La richesse d’imagination répressive déployée dans ce projet décourage l’énumération. Citons cependant quelques exemples.

  • La durée d’enfermement en vue de l’expulsion sans accès à la justice serait portée de deux à cinq jours. Le zèle du chiffre aidant, bon nombre de captures ne respectent pas la loi, et les Juges de la Liberté et de la Détention (JLD) ordonnent la libération d’une importante proportion des retenus. Même si on a vu des expulsions express, deux jours, c’est un peu court pour organiser le "reconduite" avec cinq jours devant elle la police devrait plus facilement escamoter les gens avant qu’un JLD examine la régularité de leur capture.
  • Toujours dans la procédure de la "reconduite à la frontière", la durée maximum de la rétention passerait de 32 jours à 45, contrairement aux assurances données par le précédent ministre,. Or il est reconnu par tous qu’au delà du 10ème jour, la probabilité de réussite de l’expulsion devient très faible. Il s’agit de ceux pour qui la police n’a pu obtenir ni passeport ni laissez-passer consulaire. Cette extension de rétention de personnes dont le "crime" est de persister à vouloir faire leur vie en France est sans doute destinée à augmenter la pression de la peur. Faudra-t-il augmenter le nombre de places de 41% ? Il est vrai qu’avec le nouveau CRA (Centre de Rétention Administrative) du Mesnil-Amelot, la pratique s’industrialise. [Note : l’ouverture du centre est reportée à septembre, croit-on savoir]
  • Actuellement, un refus de régularisation est souvent accompagné d’une obligation de quitter le territoire (OQTF). Cette innovation de la loi de 2007 s’est avérée peu performante, étant suivie d’effet dans moins d’un cas sur dix. Elle serait donc complétée d’une interdiction de retour, non seulement vers la France mais vers tous les pays de l’espace Schengen au moyen d’un fichage centralisé. Ce bannissement, d’une durée de deux à cinq ans, pourra toucher des personnes qui ont fait leur vie en France depuis longtemps et qui, pensant que la réalité de leur établissement convaincraient l’administration de les accepter, s’étaient risqués à demander leur régularisation. Un encouragement de plus à rester dans l’illégalité.
  • De façon générale, le recours à la justice pour tenter de faire reconnaître son bon droit serait rendu encore plus complexe, impossible à maîtriser pour un étranger non averti, d’autant que les délais de recours seraient encore raccourcis.
  • Les sanctions envers les entreprises employant des étrangers démunis d’une autorisation de travail seraient alourdies. La grève des travailleurs sans papiers a montré à quel point ces pratiques sont ancrées dans certains secteurs de la vie économique. L’avenir dira si ce durcissement de la loi fera évoluer les comportements des entrepreneurs.
  • Et l’on nous dit que ce projet va encore être enrichi par des dispositifs en matière de déchéance de nationalité

Pour saisir la portée réelle de ce texte long (84 articles) et technique, il faut des compétences que l’électeur lambda n’a pas. Aussi, dès sa présentation en mars 2010, le collectif Uni/e/s Contre l’Immigration Jetable (UCIJ) s’est attelé à l’évaluation des conséquences à attendre d’une telle loi, si elle était votée en l’état.
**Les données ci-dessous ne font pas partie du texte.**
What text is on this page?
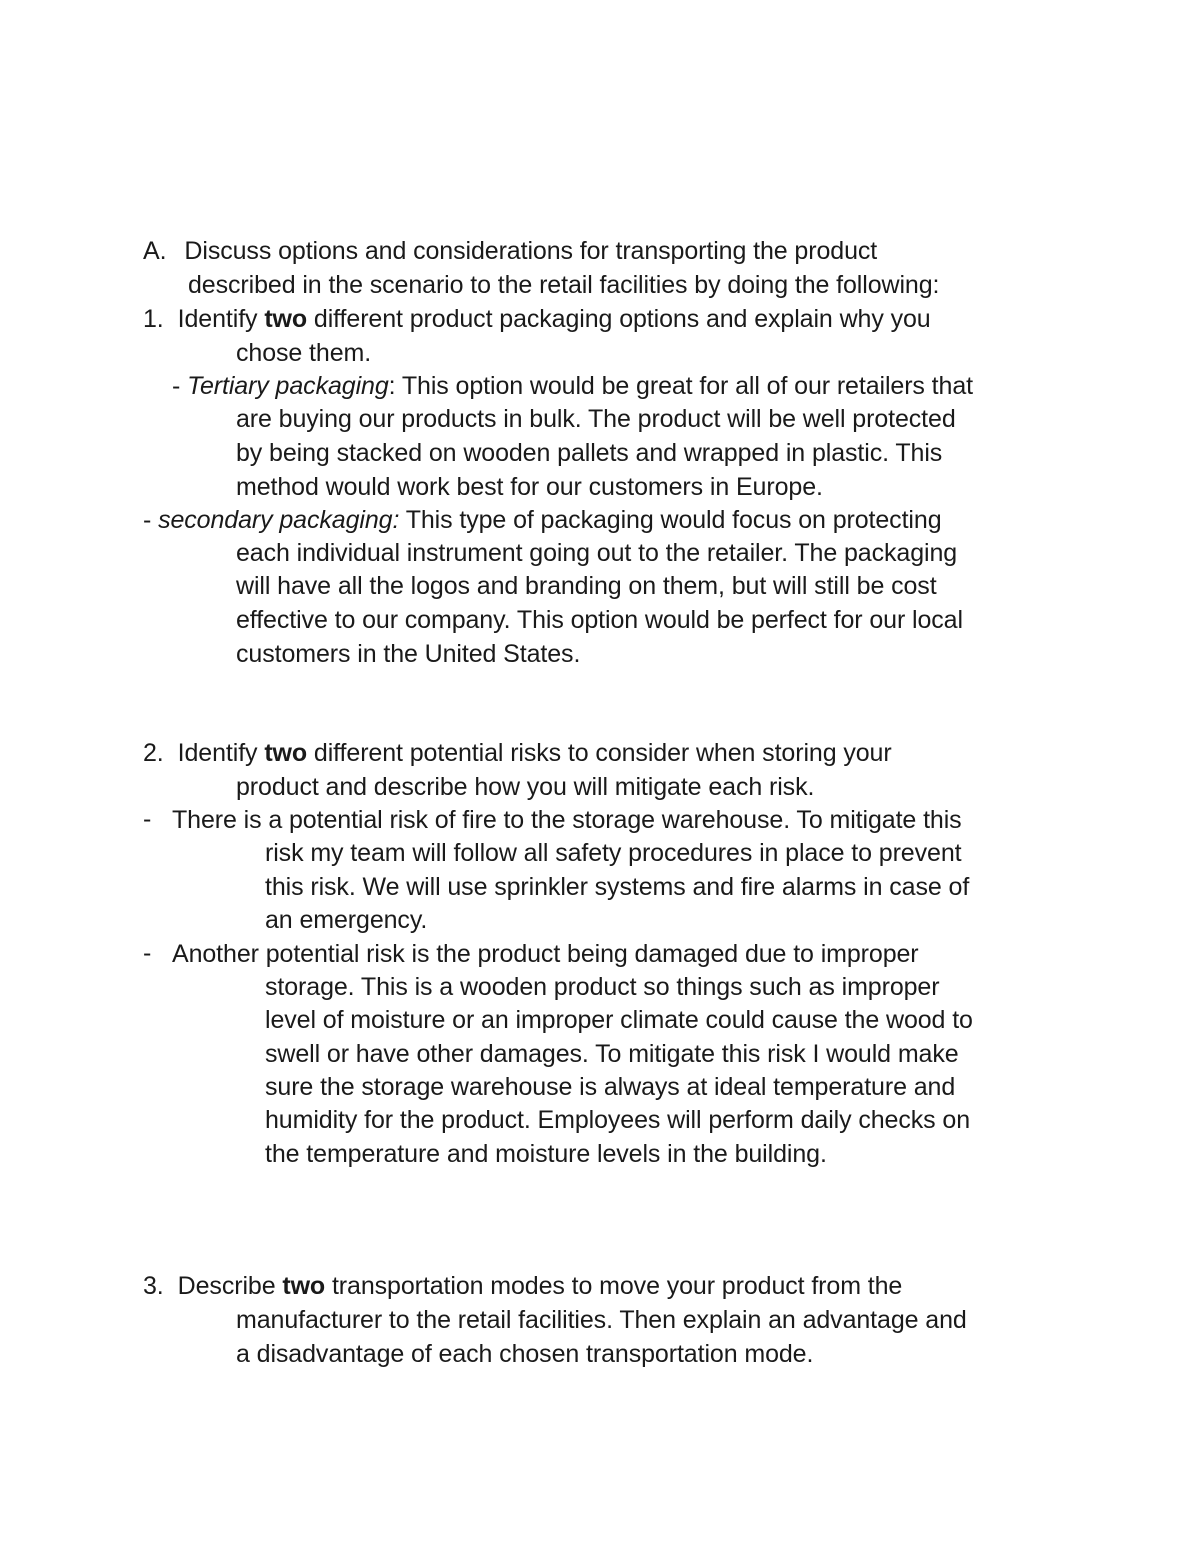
A. Discuss options and considerations for transporting the product
described in the scenario to the retail facilities by doing the following:
1. Identify two different product packaging options and explain why you
chose them.
- Tertiary packaging: This option would be great for all of our retailers that
are buying our products in bulk. The product will be well protected
by being stacked on wooden pallets and wrapped in plastic. This
method would work best for our customers in Europe.
- secondary packaging: This type of packaging would focus on protecting
each individual instrument going out to the retailer. The packaging
will have all the logos and branding on them, but will still be cost
effective to our company. This option would be perfect for our local
customers in the United States.
2. Identify two different potential risks to consider when storing your
product and describe how you will mitigate each risk.
- There is a potential risk of fire to the storage warehouse. To mitigate this
risk my team will follow all safety procedures in place to prevent
this risk. We will use sprinkler systems and fire alarms in case of
an emergency.
- Another potential risk is the product being damaged due to improper
storage. This is a wooden product so things such as improper
level of moisture or an improper climate could cause the wood to
swell or have other damages. To mitigate this risk I would make
sure the storage warehouse is always at ideal temperature and
humidity for the product. Employees will perform daily checks on
the temperature and moisture levels in the building.
3. Describe two transportation modes to move your product from the
manufacturer to the retail facilities. Then explain an advantage and
a disadvantage of each chosen transportation mode.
Un dossier très complet sur le projet de loi et son contexte est disponible sur le site du GISTI (Groupe d’information et de soutien des immigrés). On y trouve notamment une Analyse collective du projet de loi "Besson" du 30 mars 2010 "relatif à l’immigration, à l’intégration et à la nationalité", par ADDE, Acat France, Anafé, CFDA, Cimade, Fasti, Gisti, InfoMIE, Migreurop, MOM, Association Primo Levi, SAF, Syndicat de la magistrature (juin 2010, 84 pages) et un résumé, intitulé sans ambiguïté Pourquoi il faut combattre le projet de loi Besson "relatif à l’immigration, à l’intégration et à la nationalité" , par l’UCIJ (22 juillet 2010, 16 pages).

Dans la course à la protection contre une menace d’invasion, dont la réalité reste à démontrer, l’ingéniosité et la multiplication des obstacles va rendre encore plus dangereuse et précaire la vie des étrangers qui persistent à choisir la France. Pour quel résultat ? Tous les espoirs sont permis… après tout, on a bien bloqué le nuage de Tchernobyl à nos frontières.